Ante esa tesitura, una metrópolis que, en la coyuntura del inicio de la lógica de Guerra Fría tras la Segunda Guerra Mundial, no se permitiría perder su colonia militarmente estratégica, decidió tomar partida en el asunto. Y el objetivo fue muy claro: frenar el independentismo redirigiendo esas energías colectivas del puertorriqueñismo hacia otros derroteros. Lo que implicaba diseñar una estrategia compleja que pasaba por usar la fuerza por un lado, y por otro, aplicar el poder blando (cultural). Así, se le cerró la opción electoral a la independencia lo cual forzó a su liderato a la alternativa de la violencia como medio de lucha; lo que, a su vez, se acompañó de la criminalización de la independencia con toda una estructura policial y jurídica al servicio. Al mismo tiempo, se posicionó un discurso (muy didáctico por cuanto pensado para el puertorriqueño mayoritario iletrado) que definía una puertorriqueñidad compatible con el marco colonial: una puertorriqueñidad simbólica de jíbaros (campesinos), entornos naturales idílicos y prácticas morales del local noble y tranquilo. En la figura de un poeta hábil y brillante comunicador, la metrópolis encontró el portavoz político de ese puertorriqueñismo.

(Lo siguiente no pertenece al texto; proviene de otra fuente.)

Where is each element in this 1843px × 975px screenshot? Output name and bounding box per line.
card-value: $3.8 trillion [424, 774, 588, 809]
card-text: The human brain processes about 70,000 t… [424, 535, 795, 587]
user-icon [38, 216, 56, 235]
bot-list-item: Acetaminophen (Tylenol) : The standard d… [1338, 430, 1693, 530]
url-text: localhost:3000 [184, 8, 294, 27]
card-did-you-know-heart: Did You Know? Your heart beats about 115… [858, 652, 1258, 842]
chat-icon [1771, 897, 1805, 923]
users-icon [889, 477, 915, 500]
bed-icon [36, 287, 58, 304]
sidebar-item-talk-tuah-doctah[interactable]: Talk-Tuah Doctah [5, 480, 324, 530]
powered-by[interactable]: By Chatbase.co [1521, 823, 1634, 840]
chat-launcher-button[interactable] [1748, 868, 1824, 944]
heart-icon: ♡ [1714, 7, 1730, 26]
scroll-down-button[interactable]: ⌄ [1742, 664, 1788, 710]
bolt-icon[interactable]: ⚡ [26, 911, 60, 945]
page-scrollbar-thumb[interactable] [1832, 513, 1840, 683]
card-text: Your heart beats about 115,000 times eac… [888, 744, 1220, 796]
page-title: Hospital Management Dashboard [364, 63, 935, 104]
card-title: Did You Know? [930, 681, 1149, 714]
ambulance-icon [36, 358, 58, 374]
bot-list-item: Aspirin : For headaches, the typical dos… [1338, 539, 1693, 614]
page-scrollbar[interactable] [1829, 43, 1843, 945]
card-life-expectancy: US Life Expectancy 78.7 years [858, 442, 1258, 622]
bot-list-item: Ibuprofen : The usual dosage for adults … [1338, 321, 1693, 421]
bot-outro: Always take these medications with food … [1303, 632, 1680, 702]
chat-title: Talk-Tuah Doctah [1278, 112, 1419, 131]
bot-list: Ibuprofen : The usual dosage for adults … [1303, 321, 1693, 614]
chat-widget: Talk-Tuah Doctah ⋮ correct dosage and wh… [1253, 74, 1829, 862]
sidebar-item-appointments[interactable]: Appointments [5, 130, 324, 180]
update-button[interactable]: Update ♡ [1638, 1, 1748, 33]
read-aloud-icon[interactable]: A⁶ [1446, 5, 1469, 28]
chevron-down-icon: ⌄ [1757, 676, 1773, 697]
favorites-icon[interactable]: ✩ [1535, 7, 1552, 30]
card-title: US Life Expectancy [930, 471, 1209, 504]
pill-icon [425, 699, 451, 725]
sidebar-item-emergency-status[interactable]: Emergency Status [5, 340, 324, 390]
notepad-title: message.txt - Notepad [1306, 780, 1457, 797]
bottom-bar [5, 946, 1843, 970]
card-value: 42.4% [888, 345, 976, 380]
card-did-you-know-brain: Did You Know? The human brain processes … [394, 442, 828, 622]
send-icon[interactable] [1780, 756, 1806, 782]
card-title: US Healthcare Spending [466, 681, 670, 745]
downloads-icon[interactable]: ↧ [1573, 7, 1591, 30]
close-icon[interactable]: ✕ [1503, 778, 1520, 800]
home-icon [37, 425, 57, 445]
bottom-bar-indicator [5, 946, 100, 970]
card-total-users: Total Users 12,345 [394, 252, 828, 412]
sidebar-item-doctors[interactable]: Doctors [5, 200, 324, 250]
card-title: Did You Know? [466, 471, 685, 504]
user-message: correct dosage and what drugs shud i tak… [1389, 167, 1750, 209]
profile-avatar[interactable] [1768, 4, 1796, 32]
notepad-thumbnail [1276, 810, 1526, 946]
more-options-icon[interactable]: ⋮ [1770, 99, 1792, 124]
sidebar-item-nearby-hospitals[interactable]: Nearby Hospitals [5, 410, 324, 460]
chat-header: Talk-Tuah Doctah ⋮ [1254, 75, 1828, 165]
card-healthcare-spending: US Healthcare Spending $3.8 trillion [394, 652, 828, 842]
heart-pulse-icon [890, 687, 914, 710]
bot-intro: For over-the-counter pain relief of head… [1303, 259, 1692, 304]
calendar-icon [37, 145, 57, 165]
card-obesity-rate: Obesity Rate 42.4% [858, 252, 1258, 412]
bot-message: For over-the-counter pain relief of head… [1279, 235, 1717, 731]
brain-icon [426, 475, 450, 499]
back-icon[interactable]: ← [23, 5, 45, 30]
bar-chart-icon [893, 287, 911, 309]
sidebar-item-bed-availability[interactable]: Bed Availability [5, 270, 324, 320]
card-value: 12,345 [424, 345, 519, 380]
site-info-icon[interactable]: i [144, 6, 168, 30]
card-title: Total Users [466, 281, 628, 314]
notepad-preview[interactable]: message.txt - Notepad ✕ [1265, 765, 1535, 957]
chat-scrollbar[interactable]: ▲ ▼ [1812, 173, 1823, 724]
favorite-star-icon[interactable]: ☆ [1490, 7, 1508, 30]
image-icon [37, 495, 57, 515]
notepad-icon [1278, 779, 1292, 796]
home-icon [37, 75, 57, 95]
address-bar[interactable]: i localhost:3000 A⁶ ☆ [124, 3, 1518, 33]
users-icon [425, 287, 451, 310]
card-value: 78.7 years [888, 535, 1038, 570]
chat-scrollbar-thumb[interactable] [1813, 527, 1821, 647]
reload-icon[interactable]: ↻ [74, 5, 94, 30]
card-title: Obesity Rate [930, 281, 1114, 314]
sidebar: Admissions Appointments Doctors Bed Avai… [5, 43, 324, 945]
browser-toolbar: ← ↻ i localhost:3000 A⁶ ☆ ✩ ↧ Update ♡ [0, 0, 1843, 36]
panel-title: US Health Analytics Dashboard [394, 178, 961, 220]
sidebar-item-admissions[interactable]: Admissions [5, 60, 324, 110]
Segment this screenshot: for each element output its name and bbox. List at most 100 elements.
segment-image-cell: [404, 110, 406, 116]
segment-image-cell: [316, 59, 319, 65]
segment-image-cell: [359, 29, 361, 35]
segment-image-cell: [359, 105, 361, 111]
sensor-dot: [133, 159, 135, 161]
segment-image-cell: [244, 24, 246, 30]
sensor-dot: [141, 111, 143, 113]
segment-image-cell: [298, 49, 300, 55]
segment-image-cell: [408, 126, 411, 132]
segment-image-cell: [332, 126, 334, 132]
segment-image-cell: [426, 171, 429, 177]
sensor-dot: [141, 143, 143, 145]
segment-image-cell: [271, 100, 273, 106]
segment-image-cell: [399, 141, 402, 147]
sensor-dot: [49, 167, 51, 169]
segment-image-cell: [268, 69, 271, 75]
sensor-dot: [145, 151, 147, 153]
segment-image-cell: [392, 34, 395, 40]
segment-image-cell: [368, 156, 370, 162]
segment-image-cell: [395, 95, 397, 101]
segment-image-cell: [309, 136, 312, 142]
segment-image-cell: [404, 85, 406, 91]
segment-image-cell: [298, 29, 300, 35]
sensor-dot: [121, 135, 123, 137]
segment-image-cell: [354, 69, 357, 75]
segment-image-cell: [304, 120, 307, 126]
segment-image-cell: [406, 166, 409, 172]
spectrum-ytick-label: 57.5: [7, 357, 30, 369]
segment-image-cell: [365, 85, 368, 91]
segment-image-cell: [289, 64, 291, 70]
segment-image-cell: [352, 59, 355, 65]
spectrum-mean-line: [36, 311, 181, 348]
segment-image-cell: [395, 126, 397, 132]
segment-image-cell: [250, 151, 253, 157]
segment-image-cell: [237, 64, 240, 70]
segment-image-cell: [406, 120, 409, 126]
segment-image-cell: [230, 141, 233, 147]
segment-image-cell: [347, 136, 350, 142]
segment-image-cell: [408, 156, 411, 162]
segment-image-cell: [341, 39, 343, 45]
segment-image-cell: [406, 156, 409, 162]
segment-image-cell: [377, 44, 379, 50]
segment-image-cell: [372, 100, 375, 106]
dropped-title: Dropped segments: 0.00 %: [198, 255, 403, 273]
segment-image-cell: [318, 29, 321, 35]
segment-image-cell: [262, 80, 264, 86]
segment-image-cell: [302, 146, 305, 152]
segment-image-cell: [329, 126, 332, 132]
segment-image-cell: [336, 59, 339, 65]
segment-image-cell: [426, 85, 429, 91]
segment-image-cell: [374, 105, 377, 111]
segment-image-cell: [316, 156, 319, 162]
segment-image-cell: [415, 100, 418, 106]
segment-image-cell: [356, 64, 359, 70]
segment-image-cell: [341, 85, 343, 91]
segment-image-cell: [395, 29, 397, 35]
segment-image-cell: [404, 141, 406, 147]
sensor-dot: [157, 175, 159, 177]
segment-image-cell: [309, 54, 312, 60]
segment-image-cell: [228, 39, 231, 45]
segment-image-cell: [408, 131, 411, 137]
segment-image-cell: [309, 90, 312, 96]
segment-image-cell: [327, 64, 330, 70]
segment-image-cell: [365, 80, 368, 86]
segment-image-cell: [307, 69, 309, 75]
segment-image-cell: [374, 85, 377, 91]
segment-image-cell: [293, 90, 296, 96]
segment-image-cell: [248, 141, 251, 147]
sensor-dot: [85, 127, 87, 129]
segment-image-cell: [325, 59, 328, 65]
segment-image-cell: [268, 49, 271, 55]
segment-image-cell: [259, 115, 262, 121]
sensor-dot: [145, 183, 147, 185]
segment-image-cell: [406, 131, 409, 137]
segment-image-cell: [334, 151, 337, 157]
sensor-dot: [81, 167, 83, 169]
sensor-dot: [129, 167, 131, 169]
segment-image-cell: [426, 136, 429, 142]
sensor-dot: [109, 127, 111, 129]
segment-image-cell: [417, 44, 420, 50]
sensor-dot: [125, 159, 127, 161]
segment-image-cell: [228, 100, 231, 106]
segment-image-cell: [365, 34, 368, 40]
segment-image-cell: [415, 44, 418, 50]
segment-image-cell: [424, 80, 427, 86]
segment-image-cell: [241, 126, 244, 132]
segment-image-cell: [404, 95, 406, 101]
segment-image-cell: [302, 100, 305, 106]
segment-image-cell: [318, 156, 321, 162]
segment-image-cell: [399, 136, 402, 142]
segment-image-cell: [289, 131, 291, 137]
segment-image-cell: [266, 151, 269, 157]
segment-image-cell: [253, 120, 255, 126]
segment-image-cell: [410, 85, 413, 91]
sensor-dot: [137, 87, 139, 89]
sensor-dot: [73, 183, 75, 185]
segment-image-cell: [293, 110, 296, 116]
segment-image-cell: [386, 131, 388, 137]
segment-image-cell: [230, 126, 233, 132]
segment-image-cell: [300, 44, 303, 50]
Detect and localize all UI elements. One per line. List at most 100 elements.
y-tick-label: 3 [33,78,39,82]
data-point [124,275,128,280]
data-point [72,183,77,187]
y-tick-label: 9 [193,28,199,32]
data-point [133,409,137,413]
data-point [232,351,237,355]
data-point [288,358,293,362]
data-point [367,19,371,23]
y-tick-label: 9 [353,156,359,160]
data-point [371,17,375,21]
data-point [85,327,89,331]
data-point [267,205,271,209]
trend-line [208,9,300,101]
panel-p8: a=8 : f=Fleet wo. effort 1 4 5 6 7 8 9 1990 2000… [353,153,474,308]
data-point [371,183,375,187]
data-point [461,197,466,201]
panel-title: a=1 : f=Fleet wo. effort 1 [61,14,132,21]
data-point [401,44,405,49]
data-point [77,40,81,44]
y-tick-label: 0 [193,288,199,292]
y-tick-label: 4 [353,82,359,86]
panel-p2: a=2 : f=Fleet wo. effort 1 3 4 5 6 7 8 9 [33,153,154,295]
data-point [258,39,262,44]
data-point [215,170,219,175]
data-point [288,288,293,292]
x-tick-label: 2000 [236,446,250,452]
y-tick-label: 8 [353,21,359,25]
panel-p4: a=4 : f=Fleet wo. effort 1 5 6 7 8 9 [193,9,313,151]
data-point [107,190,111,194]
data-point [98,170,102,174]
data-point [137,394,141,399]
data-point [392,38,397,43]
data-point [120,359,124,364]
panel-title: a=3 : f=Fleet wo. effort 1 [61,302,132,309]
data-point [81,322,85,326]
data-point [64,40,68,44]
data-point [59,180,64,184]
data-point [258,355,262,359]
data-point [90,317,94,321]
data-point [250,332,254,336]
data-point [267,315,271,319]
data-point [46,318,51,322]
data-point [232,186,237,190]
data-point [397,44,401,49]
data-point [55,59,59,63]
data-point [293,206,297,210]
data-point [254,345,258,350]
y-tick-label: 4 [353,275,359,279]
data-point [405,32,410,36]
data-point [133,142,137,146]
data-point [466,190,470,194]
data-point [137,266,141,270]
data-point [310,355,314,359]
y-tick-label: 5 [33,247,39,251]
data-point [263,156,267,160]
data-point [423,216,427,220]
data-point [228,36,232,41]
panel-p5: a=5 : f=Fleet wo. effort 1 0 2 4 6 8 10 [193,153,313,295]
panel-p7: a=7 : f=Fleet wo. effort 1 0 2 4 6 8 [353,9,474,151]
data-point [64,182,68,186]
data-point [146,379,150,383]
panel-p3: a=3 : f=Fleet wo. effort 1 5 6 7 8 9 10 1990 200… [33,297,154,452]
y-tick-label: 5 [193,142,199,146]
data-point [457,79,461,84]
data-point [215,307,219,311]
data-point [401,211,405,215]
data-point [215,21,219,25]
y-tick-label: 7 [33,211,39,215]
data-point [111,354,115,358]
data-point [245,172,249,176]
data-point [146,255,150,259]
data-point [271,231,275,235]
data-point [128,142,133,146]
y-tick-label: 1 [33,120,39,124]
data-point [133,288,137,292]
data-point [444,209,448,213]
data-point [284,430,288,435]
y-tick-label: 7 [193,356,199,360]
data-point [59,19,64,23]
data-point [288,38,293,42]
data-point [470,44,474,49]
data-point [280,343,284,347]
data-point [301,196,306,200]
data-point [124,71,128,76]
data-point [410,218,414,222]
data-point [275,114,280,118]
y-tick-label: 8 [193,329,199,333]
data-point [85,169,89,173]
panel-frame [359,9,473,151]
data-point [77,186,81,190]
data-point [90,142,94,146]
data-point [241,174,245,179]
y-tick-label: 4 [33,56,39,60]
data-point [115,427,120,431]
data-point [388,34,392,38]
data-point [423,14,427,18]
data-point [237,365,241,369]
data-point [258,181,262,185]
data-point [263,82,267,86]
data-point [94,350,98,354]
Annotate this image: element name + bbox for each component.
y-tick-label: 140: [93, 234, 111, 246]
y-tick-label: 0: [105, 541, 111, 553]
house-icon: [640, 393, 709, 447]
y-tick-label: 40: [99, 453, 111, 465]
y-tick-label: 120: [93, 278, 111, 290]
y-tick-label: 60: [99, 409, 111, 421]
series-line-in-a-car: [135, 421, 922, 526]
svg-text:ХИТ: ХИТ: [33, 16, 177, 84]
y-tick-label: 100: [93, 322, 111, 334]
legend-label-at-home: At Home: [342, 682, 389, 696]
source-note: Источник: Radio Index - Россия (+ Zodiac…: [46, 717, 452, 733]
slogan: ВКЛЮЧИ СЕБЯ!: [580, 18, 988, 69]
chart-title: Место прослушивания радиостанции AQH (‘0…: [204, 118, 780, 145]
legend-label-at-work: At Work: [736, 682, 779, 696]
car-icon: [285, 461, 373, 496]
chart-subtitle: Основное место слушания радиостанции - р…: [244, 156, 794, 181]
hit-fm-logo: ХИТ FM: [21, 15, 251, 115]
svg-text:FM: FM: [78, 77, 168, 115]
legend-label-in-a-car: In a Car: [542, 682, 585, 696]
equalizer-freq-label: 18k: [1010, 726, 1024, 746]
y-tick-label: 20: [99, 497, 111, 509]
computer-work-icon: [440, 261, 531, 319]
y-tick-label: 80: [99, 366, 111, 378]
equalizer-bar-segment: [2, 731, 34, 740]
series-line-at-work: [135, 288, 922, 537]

Luis Muñoz Marín entró en escena. La síntesis que este ingenioso y audaz político logró hacer entre el puertorriqueñismo simbólico “bueno” y la idea del progreso encarnado por lo estadounidense, fue políticamente muy efectiva. Lo cual definió las bases sobre las que se montó todo el andamiaje institucional del ELA. Muñoz se sentó con el jíbaro pobre y cansado por las extenuantes faenas en el campo y le explicó, empleando ingeniosas metáforas de la vida práctica, que lo puertorriqueño era esencialmente bueno (de una moralidad incluso superior) y que ello, a su vez, no debía contradecirse con el progreso que los norteamericanos significaban. Persuadió con que la independencia sería un salto al vacío que traería pobreza, comunismo y, así, la pérdida de la libertad que era condición necesaria para desplegar la puertorriqueñidad. Con hambre y sin libertad lo puertorriqueño no existiría, apostilló. Ese fue el diálogo que estableció Muñoz con el puertorriqueño. La idea de “lo mejor de los dos mundos”: ser parte de Estados Unidos conservando la identidad y el “gobierno propio” que aseguraba el ELA. Con un aparato comunicacional a su servicio logró expandir su discurso por toda la isla. De esta forma derrotó culturalmente el independentismo, toda vez que la estadidad quedó definida como un imposible que, de materializarse, “mataría” la puertorriqueñidad. El triunfo del ELA fue, así las cosas, incontestable.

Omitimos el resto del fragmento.